9. The regular expression module¶
The re module implements regular expression searches. There are entire books about regular expressions and we will not cover all the possibilities but will present only a few examples to give an idea of what can be achieved with regular expressions.
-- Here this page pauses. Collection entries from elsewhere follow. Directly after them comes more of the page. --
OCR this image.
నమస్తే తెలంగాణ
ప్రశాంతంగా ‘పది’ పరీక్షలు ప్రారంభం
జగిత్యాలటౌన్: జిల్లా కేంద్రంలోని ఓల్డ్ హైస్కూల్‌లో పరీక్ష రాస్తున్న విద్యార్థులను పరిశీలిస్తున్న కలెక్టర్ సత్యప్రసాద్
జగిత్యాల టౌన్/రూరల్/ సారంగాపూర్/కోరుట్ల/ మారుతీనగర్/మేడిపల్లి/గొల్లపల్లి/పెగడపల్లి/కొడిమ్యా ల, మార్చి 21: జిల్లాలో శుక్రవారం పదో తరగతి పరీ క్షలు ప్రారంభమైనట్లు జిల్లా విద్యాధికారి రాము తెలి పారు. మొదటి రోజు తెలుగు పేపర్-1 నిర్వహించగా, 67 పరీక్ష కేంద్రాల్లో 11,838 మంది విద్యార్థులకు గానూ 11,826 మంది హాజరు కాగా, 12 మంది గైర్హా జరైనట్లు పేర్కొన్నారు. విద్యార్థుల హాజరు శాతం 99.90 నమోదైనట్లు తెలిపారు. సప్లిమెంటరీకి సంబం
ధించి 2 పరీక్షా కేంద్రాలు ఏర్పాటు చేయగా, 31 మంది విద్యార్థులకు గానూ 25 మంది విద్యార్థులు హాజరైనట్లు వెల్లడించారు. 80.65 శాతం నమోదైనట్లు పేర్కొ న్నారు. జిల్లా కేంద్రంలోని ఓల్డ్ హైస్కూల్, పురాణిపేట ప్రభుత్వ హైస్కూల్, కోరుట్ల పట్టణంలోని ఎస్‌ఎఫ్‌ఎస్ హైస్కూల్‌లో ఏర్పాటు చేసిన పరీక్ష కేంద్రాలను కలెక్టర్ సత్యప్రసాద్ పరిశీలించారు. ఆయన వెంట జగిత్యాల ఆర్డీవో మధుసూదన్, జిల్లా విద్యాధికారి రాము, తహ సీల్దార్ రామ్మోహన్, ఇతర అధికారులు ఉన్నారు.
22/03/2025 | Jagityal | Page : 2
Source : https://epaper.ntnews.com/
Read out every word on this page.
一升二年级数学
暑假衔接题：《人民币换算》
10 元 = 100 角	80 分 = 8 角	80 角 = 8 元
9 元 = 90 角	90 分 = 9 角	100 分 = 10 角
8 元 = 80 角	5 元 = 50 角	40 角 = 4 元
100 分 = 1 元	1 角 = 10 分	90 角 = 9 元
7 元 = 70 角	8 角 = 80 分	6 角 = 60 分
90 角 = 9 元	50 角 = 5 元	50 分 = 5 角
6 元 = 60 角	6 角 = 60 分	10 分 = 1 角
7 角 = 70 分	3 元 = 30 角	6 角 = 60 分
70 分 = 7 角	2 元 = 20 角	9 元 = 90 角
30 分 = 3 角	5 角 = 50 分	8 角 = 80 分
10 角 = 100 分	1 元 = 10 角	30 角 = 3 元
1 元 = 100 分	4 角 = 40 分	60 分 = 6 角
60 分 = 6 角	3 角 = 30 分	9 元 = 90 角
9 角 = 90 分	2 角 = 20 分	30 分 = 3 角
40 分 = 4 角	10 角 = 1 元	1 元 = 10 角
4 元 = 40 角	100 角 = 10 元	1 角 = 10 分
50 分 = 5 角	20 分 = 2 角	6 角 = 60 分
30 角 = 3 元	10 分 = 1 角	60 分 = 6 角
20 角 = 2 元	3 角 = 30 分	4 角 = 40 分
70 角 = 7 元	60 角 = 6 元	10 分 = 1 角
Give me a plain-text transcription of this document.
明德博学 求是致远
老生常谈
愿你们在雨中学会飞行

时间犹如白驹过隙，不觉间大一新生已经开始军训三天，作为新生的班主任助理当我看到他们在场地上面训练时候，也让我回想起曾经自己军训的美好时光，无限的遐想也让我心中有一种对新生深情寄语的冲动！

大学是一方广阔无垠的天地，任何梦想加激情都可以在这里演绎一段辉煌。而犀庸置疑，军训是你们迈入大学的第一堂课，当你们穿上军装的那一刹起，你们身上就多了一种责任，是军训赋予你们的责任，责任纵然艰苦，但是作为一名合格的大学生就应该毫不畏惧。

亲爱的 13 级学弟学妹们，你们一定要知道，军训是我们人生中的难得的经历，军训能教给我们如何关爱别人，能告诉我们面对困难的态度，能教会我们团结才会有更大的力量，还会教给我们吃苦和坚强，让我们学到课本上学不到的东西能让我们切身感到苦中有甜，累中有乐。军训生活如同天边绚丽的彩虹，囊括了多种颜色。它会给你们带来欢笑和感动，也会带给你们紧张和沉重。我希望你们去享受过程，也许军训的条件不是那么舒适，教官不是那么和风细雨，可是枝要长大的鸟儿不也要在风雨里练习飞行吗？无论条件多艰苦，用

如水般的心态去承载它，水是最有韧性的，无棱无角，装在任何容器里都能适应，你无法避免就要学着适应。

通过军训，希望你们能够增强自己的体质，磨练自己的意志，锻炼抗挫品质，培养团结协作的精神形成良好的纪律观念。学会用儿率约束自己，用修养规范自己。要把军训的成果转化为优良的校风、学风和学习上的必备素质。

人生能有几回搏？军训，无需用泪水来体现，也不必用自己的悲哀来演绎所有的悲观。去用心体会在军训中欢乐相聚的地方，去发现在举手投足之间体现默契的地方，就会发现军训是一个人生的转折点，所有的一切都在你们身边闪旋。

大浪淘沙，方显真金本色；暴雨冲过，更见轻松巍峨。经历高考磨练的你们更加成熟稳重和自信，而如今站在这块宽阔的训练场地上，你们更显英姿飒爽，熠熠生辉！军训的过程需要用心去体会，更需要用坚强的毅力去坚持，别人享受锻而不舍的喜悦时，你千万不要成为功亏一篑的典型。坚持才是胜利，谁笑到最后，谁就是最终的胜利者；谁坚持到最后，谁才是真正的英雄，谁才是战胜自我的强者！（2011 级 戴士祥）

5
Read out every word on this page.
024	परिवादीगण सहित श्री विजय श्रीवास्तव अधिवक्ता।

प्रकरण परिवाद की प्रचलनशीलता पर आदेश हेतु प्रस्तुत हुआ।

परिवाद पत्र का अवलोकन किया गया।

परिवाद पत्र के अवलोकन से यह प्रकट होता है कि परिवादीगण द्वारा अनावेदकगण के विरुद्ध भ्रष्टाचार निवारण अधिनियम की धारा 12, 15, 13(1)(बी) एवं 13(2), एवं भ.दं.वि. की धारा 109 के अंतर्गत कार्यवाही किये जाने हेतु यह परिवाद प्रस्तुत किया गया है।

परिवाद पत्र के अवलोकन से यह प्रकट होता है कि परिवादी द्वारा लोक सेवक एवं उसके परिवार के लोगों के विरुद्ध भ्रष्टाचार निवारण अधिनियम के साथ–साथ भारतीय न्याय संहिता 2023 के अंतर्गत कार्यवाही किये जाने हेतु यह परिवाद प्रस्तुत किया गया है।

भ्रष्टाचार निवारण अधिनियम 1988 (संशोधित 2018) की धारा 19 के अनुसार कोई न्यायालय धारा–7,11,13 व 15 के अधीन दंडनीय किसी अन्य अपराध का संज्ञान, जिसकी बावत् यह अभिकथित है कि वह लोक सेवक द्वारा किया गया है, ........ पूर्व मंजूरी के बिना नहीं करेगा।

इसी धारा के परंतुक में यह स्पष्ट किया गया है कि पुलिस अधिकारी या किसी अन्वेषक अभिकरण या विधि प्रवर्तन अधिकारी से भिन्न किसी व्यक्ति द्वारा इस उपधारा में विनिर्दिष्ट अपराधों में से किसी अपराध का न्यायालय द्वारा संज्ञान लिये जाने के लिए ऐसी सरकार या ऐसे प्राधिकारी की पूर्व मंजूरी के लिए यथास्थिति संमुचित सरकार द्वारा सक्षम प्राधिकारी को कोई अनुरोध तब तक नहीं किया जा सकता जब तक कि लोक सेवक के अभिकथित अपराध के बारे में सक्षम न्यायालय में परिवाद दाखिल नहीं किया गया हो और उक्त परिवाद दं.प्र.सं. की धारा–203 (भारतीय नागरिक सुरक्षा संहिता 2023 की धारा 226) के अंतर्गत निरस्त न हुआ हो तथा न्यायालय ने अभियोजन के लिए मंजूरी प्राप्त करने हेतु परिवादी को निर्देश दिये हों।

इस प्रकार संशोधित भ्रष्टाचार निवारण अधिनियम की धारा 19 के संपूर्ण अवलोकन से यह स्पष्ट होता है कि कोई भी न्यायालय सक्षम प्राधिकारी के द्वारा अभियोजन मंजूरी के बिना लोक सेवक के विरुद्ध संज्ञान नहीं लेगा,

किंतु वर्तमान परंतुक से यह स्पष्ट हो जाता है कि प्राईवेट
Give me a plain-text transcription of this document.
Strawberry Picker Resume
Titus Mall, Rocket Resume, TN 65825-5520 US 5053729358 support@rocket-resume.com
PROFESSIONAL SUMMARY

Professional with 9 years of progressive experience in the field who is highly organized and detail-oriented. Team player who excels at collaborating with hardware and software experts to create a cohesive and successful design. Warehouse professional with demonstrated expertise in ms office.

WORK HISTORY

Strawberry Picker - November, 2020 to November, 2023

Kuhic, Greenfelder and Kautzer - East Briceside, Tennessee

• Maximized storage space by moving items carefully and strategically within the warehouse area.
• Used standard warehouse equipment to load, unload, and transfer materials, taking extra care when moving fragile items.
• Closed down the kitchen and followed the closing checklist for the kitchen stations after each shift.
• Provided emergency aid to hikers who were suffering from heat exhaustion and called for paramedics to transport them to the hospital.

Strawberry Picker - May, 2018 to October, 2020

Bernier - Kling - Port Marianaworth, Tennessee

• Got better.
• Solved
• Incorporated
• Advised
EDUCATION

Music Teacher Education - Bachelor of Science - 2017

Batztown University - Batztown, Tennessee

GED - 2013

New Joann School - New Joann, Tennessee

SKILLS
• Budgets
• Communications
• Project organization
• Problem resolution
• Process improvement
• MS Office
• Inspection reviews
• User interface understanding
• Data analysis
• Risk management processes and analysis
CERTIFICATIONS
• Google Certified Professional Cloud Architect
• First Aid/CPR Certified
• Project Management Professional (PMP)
Examples here below are inspired or taken from the references (e.g. dive into python).
9.1. Quick start¶
You can use this module to search for strings using wildcards and complex patterns. Here is a first set of examples to illustrate the difference between the re.match() and re.search() functions:
>>> s = ['airplane', 'base', 'ALLIGATOR', 'Broad' ]
>>> filter((lambda x: re.match(r'A', x)),s)
['ALLIGATOR']
>>> filter((lambda x: re.match(r'L', x)),s)
[]
>>> filter((lambda x: re.search(r'L', x)),s)
['ALLIGATOR']
>>> filter((lambda x: re.search(r'^L', x)),s)
[]
The re.match() function searches for a pattern at the start of the string, which explains that with the pattern L nothing is found. Conversely, the re.search() method searches for the pattern everywhere, except if the sign ^ is used, which indicates to start at the beginning of the string.
Here is another set of examples to illustrate the usage of the dot character:
>>> s = ('xxx', 'abcxxxabc', 'xyx', 'abc', 'x.x', 'axa', 'axxxxa', 'axxya')
>>> # let us search for all strings with at least 2 consecutive 'x'
>>> filter((lambda x: re.search(r'xx', x)),s)
('xxx', 'abcxxxabc', 'axxxxa', 'axxya')
>>> # now, we want 2 consecutives 'x'
>>> filter((lambda x: re.search(r'xx', x)),s)
('xxx', 'abcxxxabc', 'axxxxa', 'axxya')
>>> # or 2 x separated by a character
>>> filter((lambda x: re.search(r'x.x', x)),s)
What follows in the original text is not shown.